Daarvan geeft Rik Smits (1982) in Galerie Ronmandos alvast een voorproefje. Op manshoge, minitueus uitgewerkte tekeningen verbeeldt hij gebieden vol lege gebouwen en wolkenkrabbers, onbeweeglijke auto’s op kaarsrechte wegen, een zeppelin in de lucht, geen mens te zien, het ziet er doods uit. Hier en daar is het verval al zichtbaar: gaten in een muur en als enig levend element opkomend onkruid.

Die toekomst is al zichtbaar in Amsterdam Z.O., een heel gebied met lege kantoorgebouwen. Voordat het verval daadwerkelijk intreedt zou het toch mooi zijn als daar kunstenaars en ander creatief volk introkken. Kunstenaarsstad Zuidoost, een utopie.
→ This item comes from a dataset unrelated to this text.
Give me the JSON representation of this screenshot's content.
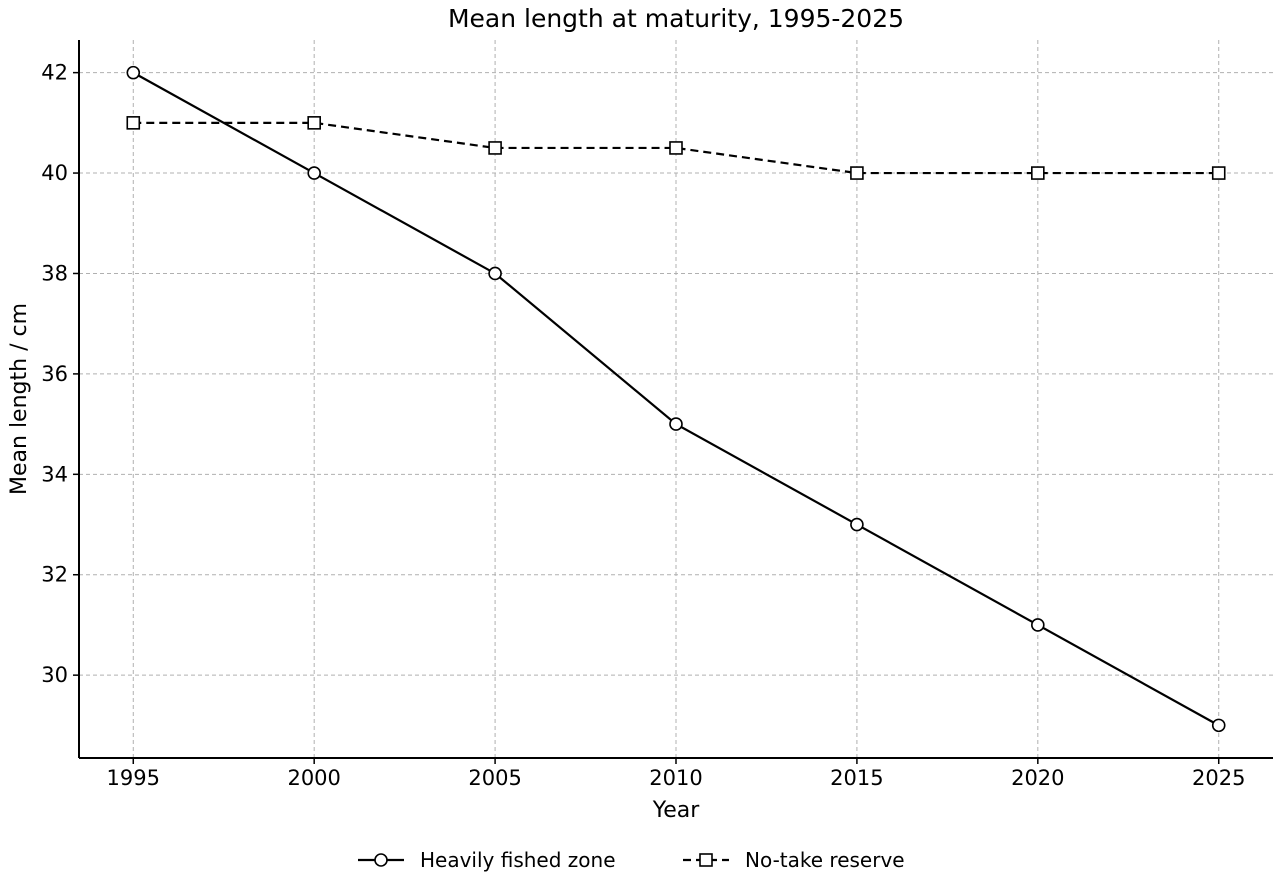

Op de tentoonstelling hangen ook afbeeldingen van maquettes van Constant (Nieuwenhuys, 1920-2005) van zijn grote project New Babylon, een stad van de nabije toekomst, waar de creativiteit van de mens tot volle wasdom zou komen, zou móeten komen, nu de tijd was aangebroken dat machines het meeste werk deden en de mens over meer vrije tijd beschikte dan ooit. Een stad waar de mens zou kunnen spelen en wonen naar eigen inzicht, zeggenschap zou hebben over zijn eigen leven. Het is er nooit van gekomen. Heel even misschien, in de jaren zestig, toen Amsterdam bruiste van de creativiteit en alles mogelijk leek. Die tijd is voorbij. De stad is allang niet meer van ons en iedereen is druk druk druk. Ondanks nog meer tijdsbesparende machines.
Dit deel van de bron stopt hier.